Though young pups are energetic and active, they generally sleep a lot through the day and night to ensure healthy growth and sufficient rest. When they are awake, puppies burn a lot of energy as they explore the world around them and grow. A 6-month old puppy should sleep about 14-18 hours a day. This is an average number and some pups can sleep more or less depending on their level of activity and nutrition.

As the surrounding world is so exciting and stimulating for young pups, they often don’t pay attention to their internal clock that tells them it’s time to rest. A sleep schedule is as important as a house training and feeding routine to make sure you and your pet can live peacefully together. If you find that your young pooch is finding it difficult to sleep at night, you can try the following.

Stick to a Schedule

Though it may seem tough, keeping your bedtime and wake times consistent throughout the week helps a lot. Dogs behave the best when they know what they should do at what time. Create a morning, noon, and evening schedule that covers snacks, meals, playtime, walks, naps, and bathroom. Sticking to a schedule as closely as you can will make it easy for the pup to behave as expected.

Schedule Daytime Play Sessions

A growing pet needs some outlet for its boundless energy, so indulge it in interactive games, sports, and dance. If you don’t find time to do this in the daytime, consider a program like a dog camp for it. If the pup gets a lot of mental and physical exercise during the day, it is more likely to settle down and sleep well throughout the night.

Establish Bedtime Routine

When you prioritize routine right from the beginning, the pup learns that nighttime is meant for sleeping. Restrict the pet to food and drink a few hours before bedtime. Take it for a walk at night, play and cuddle for some time, and give it a clue by keeping the place dark and quiet at night.

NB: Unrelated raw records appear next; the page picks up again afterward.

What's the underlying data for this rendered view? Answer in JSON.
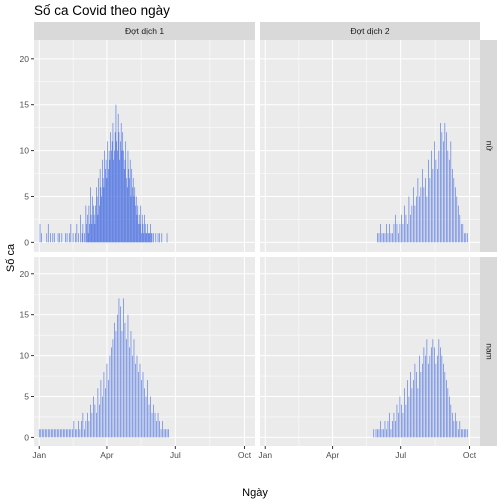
{
  "chart_data": {
    "type": "bar",
    "title": "Số ca Covid theo ngày",
    "xlabel": "Ngày",
    "ylabel": "Số ca",
    "facet_cols": [
      "Đợt dịch 1",
      "Đợt dịch 2"
    ],
    "facet_rows": [
      "nữ",
      "nam"
    ],
    "x_ticks": [
      "Jan",
      "Apr",
      "Jul",
      "Oct"
    ],
    "x_tick_days": [
      0,
      90,
      181,
      273
    ],
    "x_range_days": [
      -7,
      287
    ],
    "y_ticks": [
      0,
      5,
      10,
      15,
      20
    ],
    "ylim": [
      -1.05,
      22.05
    ],
    "bar_color": "#4169e1",
    "panel_bg": "#ebebeb",
    "strip_bg": "#d9d9d9",
    "grid_color": "#ffffff",
    "grid": true,
    "x_unit": "day of year",
    "panels": [
      {
        "row": "nữ",
        "col": "Đợt dịch 1",
        "days": [
          1,
          3,
          10,
          12,
          15,
          18,
          20,
          25,
          27,
          30,
          35,
          37,
          40,
          42,
          45,
          48,
          50,
          52,
          55,
          57,
          58,
          60,
          62,
          63,
          64,
          65,
          66,
          67,
          68,
          69,
          70,
          71,
          72,
          73,
          74,
          75,
          76,
          77,
          78,
          79,
          80,
          81,
          82,
          83,
          84,
          85,
          86,
          87,
          88,
          89,
          90,
          91,
          92,
          93,
          94,
          95,
          96,
          97,
          98,
          99,
          100,
          101,
          102,
          103,
          104,
          105,
          106,
          107,
          108,
          109,
          110,
          111,
          112,
          113,
          114,
          115,
          116,
          117,
          118,
          119,
          120,
          121,
          122,
          123,
          124,
          125,
          126,
          127,
          128,
          129,
          130,
          131,
          132,
          133,
          134,
          135,
          136,
          137,
          138,
          139,
          140,
          141,
          142,
          143,
          144,
          145,
          146,
          147,
          148,
          149,
          150,
          152,
          155,
          158,
          160,
          163,
          170
        ],
        "counts": [
          2,
          1,
          1,
          2,
          1,
          1,
          1,
          1,
          1,
          1,
          1,
          1,
          1,
          2,
          1,
          1,
          2,
          1,
          3,
          1,
          2,
          1,
          4,
          2,
          3,
          1,
          4,
          2,
          6,
          3,
          2,
          5,
          4,
          3,
          2,
          4,
          6,
          5,
          3,
          7,
          4,
          8,
          6,
          5,
          9,
          7,
          6,
          10,
          8,
          9,
          7,
          11,
          8,
          10,
          9,
          12,
          10,
          11,
          13,
          9,
          10,
          12,
          15,
          11,
          10,
          14,
          12,
          9,
          11,
          13,
          10,
          12,
          10,
          8,
          9,
          11,
          7,
          6,
          10,
          8,
          7,
          9,
          5,
          8,
          6,
          7,
          5,
          6,
          4,
          5,
          3,
          4,
          2,
          3,
          2,
          4,
          1,
          3,
          2,
          1,
          3,
          2,
          1,
          1,
          2,
          1,
          1,
          1,
          2,
          1,
          1,
          1,
          1,
          1,
          1,
          1,
          1
        ]
      },
      {
        "row": "nữ",
        "col": "Đợt dịch 2",
        "days": [
          150,
          152,
          154,
          156,
          158,
          160,
          162,
          164,
          166,
          168,
          170,
          172,
          174,
          176,
          178,
          180,
          182,
          184,
          186,
          188,
          190,
          192,
          194,
          196,
          198,
          200,
          202,
          204,
          206,
          208,
          210,
          212,
          214,
          216,
          218,
          220,
          222,
          224,
          226,
          228,
          230,
          232,
          234,
          236,
          238,
          240,
          242,
          244,
          246,
          248,
          250,
          252,
          254,
          256,
          258,
          260,
          262,
          264,
          266,
          268,
          270
        ],
        "counts": [
          1,
          1,
          2,
          1,
          1,
          1,
          2,
          1,
          2,
          1,
          1,
          2,
          3,
          2,
          1,
          2,
          3,
          2,
          4,
          3,
          2,
          5,
          3,
          4,
          6,
          4,
          5,
          7,
          5,
          6,
          8,
          6,
          7,
          5,
          9,
          7,
          10,
          8,
          11,
          9,
          8,
          10,
          13,
          12,
          11,
          13,
          12,
          10,
          9,
          11,
          8,
          7,
          6,
          5,
          4,
          3,
          2,
          2,
          1,
          1,
          1
        ]
      },
      {
        "row": "nam",
        "col": "Đợt dịch 1",
        "days": [
          0,
          2,
          4,
          6,
          8,
          10,
          12,
          14,
          16,
          18,
          20,
          22,
          24,
          26,
          28,
          30,
          32,
          34,
          36,
          38,
          40,
          42,
          44,
          46,
          48,
          50,
          52,
          54,
          56,
          58,
          60,
          62,
          64,
          66,
          68,
          70,
          72,
          74,
          76,
          78,
          80,
          82,
          84,
          86,
          88,
          90,
          92,
          94,
          96,
          98,
          100,
          102,
          104,
          106,
          108,
          110,
          112,
          114,
          116,
          118,
          120,
          122,
          124,
          126,
          128,
          130,
          132,
          134,
          136,
          138,
          140,
          142,
          144,
          146,
          148,
          150,
          152,
          154,
          156,
          158,
          160,
          162,
          164,
          166,
          168,
          170,
          172
        ],
        "counts": [
          1,
          1,
          1,
          1,
          1,
          1,
          1,
          1,
          1,
          1,
          1,
          1,
          1,
          1,
          1,
          1,
          1,
          1,
          1,
          1,
          1,
          1,
          1,
          2,
          1,
          1,
          2,
          1,
          2,
          3,
          1,
          2,
          3,
          2,
          4,
          3,
          5,
          4,
          3,
          6,
          4,
          7,
          5,
          8,
          6,
          9,
          7,
          10,
          11,
          12,
          14,
          13,
          15,
          17,
          16,
          13,
          17,
          14,
          12,
          15,
          11,
          13,
          10,
          12,
          9,
          10,
          8,
          9,
          7,
          8,
          6,
          5,
          7,
          4,
          5,
          3,
          4,
          3,
          2,
          3,
          2,
          1,
          2,
          1,
          1,
          1,
          1
        ]
      },
      {
        "row": "nam",
        "col": "Đợt dịch 2",
        "days": [
          145,
          148,
          150,
          152,
          154,
          156,
          158,
          160,
          162,
          164,
          166,
          168,
          170,
          172,
          174,
          176,
          178,
          180,
          182,
          184,
          186,
          188,
          190,
          192,
          194,
          196,
          198,
          200,
          202,
          204,
          206,
          208,
          210,
          212,
          214,
          216,
          218,
          220,
          222,
          224,
          226,
          228,
          230,
          232,
          234,
          236,
          238,
          240,
          242,
          244,
          246,
          248,
          250,
          252,
          254,
          256,
          258,
          260,
          262,
          264,
          266,
          268,
          270
        ],
        "counts": [
          1,
          1,
          1,
          1,
          2,
          1,
          1,
          2,
          1,
          2,
          3,
          1,
          2,
          3,
          2,
          4,
          3,
          5,
          4,
          3,
          6,
          4,
          7,
          5,
          8,
          6,
          7,
          9,
          8,
          6,
          10,
          8,
          9,
          11,
          10,
          12,
          9,
          10,
          11,
          12,
          11,
          9,
          10,
          12,
          11,
          10,
          9,
          8,
          7,
          6,
          5,
          4,
          3,
          2,
          3,
          2,
          1,
          2,
          1,
          1,
          1,
          1,
          1
        ]
      }
    ]
  }
}
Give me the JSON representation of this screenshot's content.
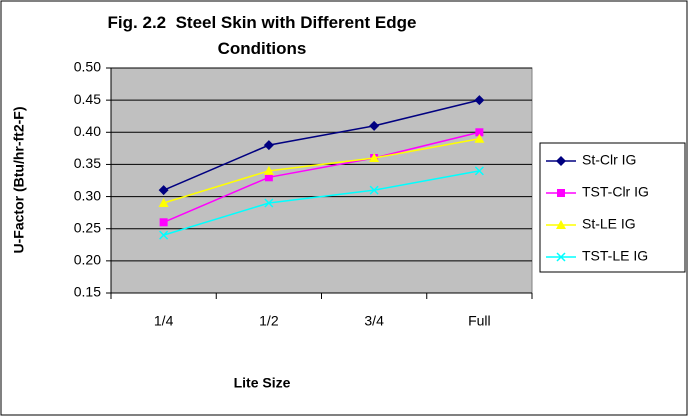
{
  "chart_data": {
    "type": "line",
    "title": "Fig. 2.2  Steel Skin with Different Edge Conditions",
    "x_label": "Lite Size",
    "y_label": "U-Factor (Btu/hr-ft2-F)",
    "categories": [
      "1/4",
      "1/2",
      "3/4",
      "Full"
    ],
    "series": [
      {
        "name": "St-Clr IG",
        "color": "#000080",
        "marker": "diamond",
        "values": [
          0.31,
          0.38,
          0.41,
          0.45
        ]
      },
      {
        "name": "TST-Clr IG",
        "color": "#FF00FF",
        "marker": "square",
        "values": [
          0.26,
          0.33,
          0.36,
          0.4
        ]
      },
      {
        "name": "St-LE IG",
        "color": "#FFFF00",
        "marker": "triangle",
        "values": [
          0.29,
          0.34,
          0.36,
          0.39
        ]
      },
      {
        "name": "TST-LE IG",
        "color": "#00FFFF",
        "marker": "x",
        "values": [
          0.24,
          0.29,
          0.31,
          0.34
        ]
      }
    ],
    "ylim": [
      0.15,
      0.5
    ],
    "yticks": [
      0.15,
      {
        "value": 0.2,
        "label": "0.20"
      },
      0.25,
      {
        "value": 0.3,
        "label": "0.30"
      },
      0.35,
      {
        "value": 0.4,
        "label": "0.40"
      },
      0.45,
      {
        "value": 0.5,
        "label": "0.50"
      }
    ],
    "grid": true,
    "legend": "right"
  }
}
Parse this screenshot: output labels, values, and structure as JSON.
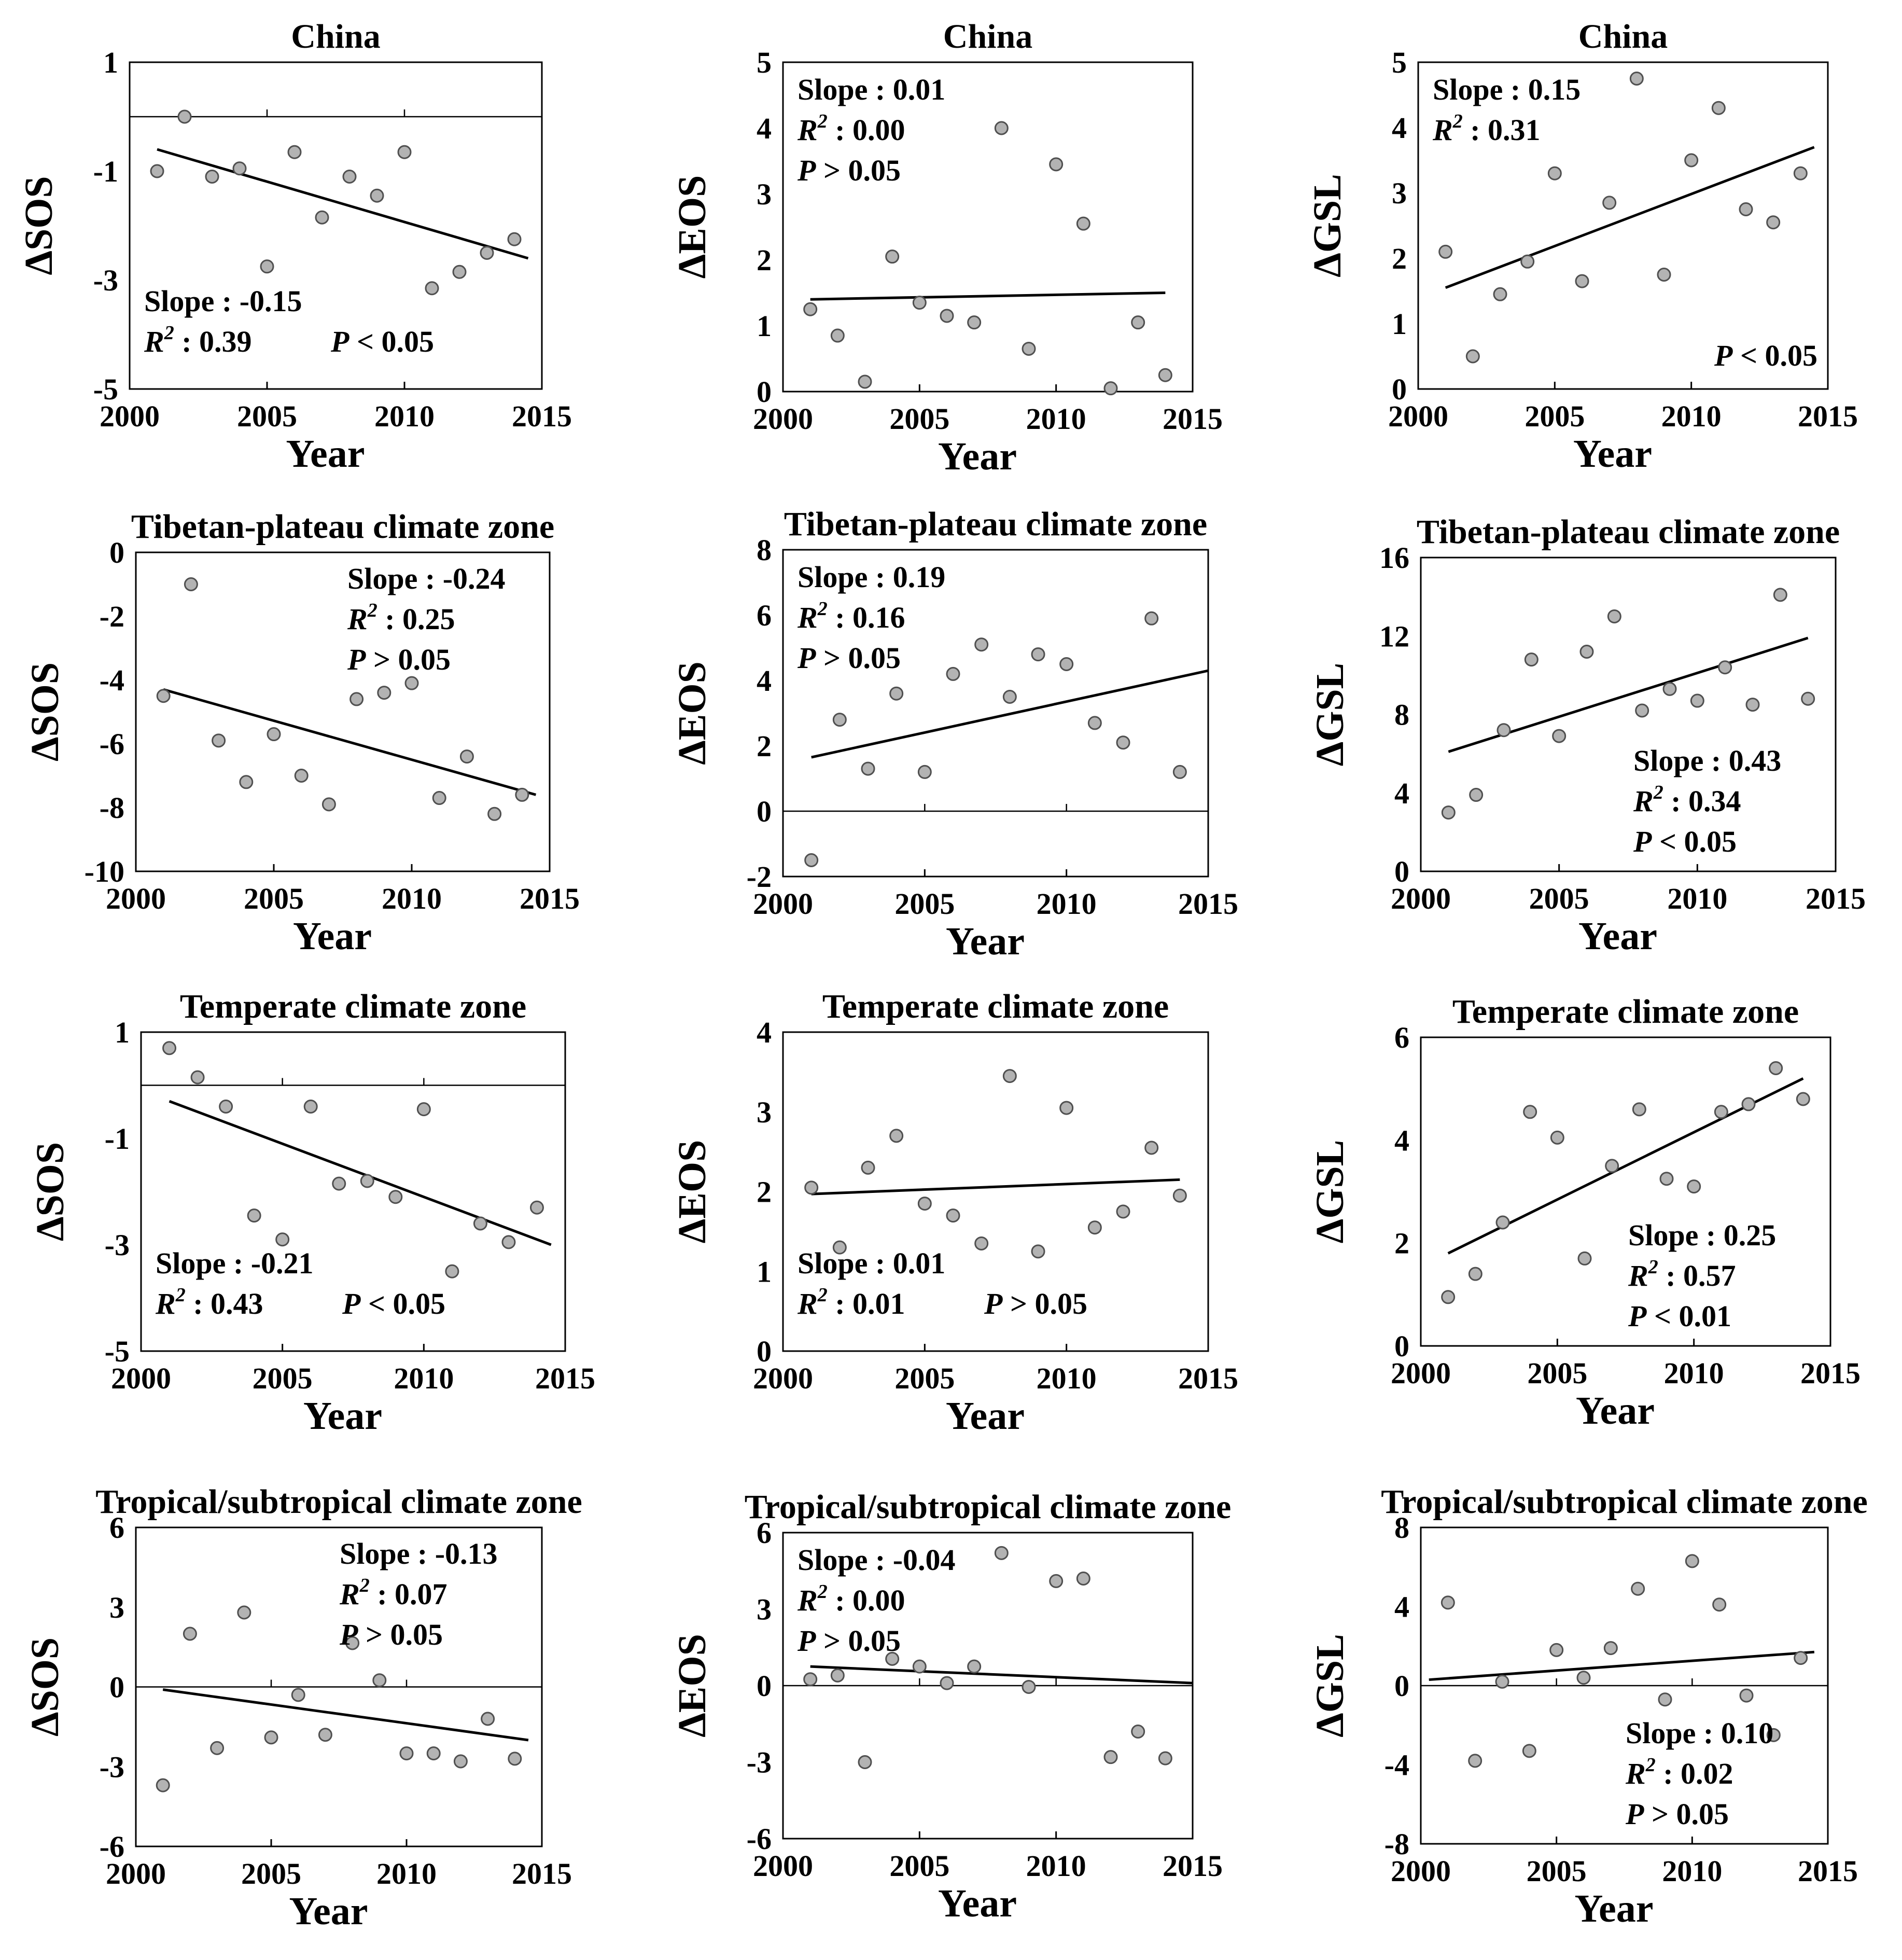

Do Puppies Sleep More When Teething?

Puppies get their first teeth at about three weeks of age and start losing them when they are around four months old. Apart from this, they get their adult teeth between 4-7 months and are often seen experiencing common teething symptoms. They are in pain during this time and become cranky and fussy. Puppies experience restlessness, excessive chewing, anxiety, and much more when they are teething.

Some pet owners report their pups sleep a bit more when they are going through this period. It is completely normal for a teething puppy to show such behavior. You should understand that it is not feeling well and needs some rest and quiet time. You can give it breaks from training sessions and try to soothe the pain by offering canned food and frozen bone toys. You can also try to relieve pain and inflammation with ice packs. If your pup skips meals too often, becomes lethargic, or shows other serious symptoms, it is best to consult a vet.

Conclusion

Sleep regression in young pups is a serious problem as you lose your valuable night’s sleep from a constantly disturbing pet by your side. While it is quite common, it is best to rule out any underlying conditions by consulting a vet and getting your pooch tested. It can take some time and patience for your new puppy to get accustomed to the household and surrounding and a positive reinforcement training and schedule seems to help. Creating and sticking to a schedule not only rewards your pup and you with a peaceful sleep but also helps develop a bond that lasts a lifetime.